According to Senate Majority Leader, Mitch McConnell, an update may finally be ready for vote once Congress reconvenes from its summer recess. Speaking on the TSCA at a press conference on August 6, 2015, McConnell said, "The TSCA legislation is another example of something important that enjoys bipartisan support," indicating that it could be a clear victory for both parties.
Although there have been numerous attempts to rewrite the 1976 chemical safety law, lawmakers have come up short for a number of different reasons. The latest potential legislation cosponsored by Senators Tom Udall (D-N.M.) and David Vitter (R-La.) is called the Frank Lautenberg Chemical Safety for the 21st Century Act – one of the late senator's biggest causes was TSCA reform.
If the bill is eventually signed into law, it would make the TSCA much more stringent. It would not only increase penalties for violations, but it would also allow the EPA to review chemicals on public health and safety grounds. Industry costs would not be entered into the equation.

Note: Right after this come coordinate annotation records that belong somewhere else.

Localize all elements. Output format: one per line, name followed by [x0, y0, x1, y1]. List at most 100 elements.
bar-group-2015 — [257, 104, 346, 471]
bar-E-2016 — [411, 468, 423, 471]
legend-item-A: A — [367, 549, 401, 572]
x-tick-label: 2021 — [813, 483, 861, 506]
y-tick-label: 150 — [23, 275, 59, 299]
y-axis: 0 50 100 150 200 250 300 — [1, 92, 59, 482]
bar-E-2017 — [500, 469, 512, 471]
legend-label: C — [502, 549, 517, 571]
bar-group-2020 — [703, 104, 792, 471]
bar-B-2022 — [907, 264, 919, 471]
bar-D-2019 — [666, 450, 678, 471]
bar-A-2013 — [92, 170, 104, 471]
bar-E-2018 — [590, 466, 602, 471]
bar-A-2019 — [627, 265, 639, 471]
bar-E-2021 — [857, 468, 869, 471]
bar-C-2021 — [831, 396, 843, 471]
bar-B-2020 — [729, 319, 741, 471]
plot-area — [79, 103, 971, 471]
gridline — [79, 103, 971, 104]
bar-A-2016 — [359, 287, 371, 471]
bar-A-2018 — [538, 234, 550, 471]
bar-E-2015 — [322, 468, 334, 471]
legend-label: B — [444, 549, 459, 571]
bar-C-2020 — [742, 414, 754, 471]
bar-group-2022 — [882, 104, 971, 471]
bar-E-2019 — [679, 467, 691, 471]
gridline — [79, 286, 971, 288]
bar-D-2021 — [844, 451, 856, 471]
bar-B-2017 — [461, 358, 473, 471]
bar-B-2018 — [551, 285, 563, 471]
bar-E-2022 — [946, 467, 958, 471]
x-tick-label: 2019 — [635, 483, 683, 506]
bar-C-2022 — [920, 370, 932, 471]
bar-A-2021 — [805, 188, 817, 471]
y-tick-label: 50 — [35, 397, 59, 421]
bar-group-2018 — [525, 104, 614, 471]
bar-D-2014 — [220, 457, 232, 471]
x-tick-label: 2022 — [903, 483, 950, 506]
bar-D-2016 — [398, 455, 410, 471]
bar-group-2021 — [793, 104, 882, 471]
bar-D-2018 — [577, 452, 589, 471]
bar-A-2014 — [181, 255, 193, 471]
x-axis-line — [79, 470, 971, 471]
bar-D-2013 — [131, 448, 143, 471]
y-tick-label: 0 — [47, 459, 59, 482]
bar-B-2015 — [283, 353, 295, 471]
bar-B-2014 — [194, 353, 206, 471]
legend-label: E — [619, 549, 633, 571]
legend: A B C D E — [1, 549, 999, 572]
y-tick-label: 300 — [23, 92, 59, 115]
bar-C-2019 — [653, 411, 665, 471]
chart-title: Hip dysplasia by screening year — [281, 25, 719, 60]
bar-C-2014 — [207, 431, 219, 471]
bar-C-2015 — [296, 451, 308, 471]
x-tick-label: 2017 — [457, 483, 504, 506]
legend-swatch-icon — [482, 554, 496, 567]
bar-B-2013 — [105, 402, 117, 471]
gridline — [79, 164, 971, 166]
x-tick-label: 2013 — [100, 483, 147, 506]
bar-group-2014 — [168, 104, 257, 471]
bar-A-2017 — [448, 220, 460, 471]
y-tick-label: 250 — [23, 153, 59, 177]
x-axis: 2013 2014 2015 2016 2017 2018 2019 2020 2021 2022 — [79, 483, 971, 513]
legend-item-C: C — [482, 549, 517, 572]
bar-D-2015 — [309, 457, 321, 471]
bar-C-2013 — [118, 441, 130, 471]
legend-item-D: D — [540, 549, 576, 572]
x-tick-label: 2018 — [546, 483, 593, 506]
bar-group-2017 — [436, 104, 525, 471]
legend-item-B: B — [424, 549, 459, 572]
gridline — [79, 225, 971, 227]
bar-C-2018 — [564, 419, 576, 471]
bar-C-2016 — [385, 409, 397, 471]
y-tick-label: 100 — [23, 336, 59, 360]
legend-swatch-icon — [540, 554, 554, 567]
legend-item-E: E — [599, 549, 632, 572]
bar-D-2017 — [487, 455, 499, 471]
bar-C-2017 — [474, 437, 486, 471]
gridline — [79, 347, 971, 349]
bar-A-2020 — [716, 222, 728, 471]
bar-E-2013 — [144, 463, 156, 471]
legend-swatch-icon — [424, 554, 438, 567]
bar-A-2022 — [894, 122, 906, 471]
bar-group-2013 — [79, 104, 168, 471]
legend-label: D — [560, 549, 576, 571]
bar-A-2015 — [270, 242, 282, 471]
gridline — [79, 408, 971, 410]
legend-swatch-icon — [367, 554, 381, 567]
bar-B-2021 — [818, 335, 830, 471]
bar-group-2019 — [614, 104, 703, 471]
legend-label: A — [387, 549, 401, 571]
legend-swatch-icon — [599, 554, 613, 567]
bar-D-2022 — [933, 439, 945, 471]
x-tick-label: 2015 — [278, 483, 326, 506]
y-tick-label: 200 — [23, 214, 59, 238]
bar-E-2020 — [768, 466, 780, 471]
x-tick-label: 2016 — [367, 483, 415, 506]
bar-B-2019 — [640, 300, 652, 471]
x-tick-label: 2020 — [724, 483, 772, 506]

What Does This Mean for Chemical Manufacturers?
Discussion about updates to the TSCA only reinforces the need for chemical organizations to adopt a quality management system (QMS) that facilitates compliance with current and future TSCA regulations. In our section on the TSCA, we've noted how TrackWise can help chemical manufacturers meet domestic and global regulatory requirements, automate quality processes, improve product registration tracking, and more. TrackWise supports a closed-loop system that ensures quality, compliance, and efficiency.
Although the news is positive for those looking for an overhaul of the TSCA, there are still plenty of factors in play that will determine the bill's eventual success. For example, Sen. Barbara Boxer (D-Ca.) is not on board with the Senate bill and prefers a TSCA bill backed in the House. In addition to that, some interest groups are not in favor of an overhaul because they don't want the TSCA to turn into REACH.
Whatever happens, changes are probably on the horizon. Is your organization ready for them?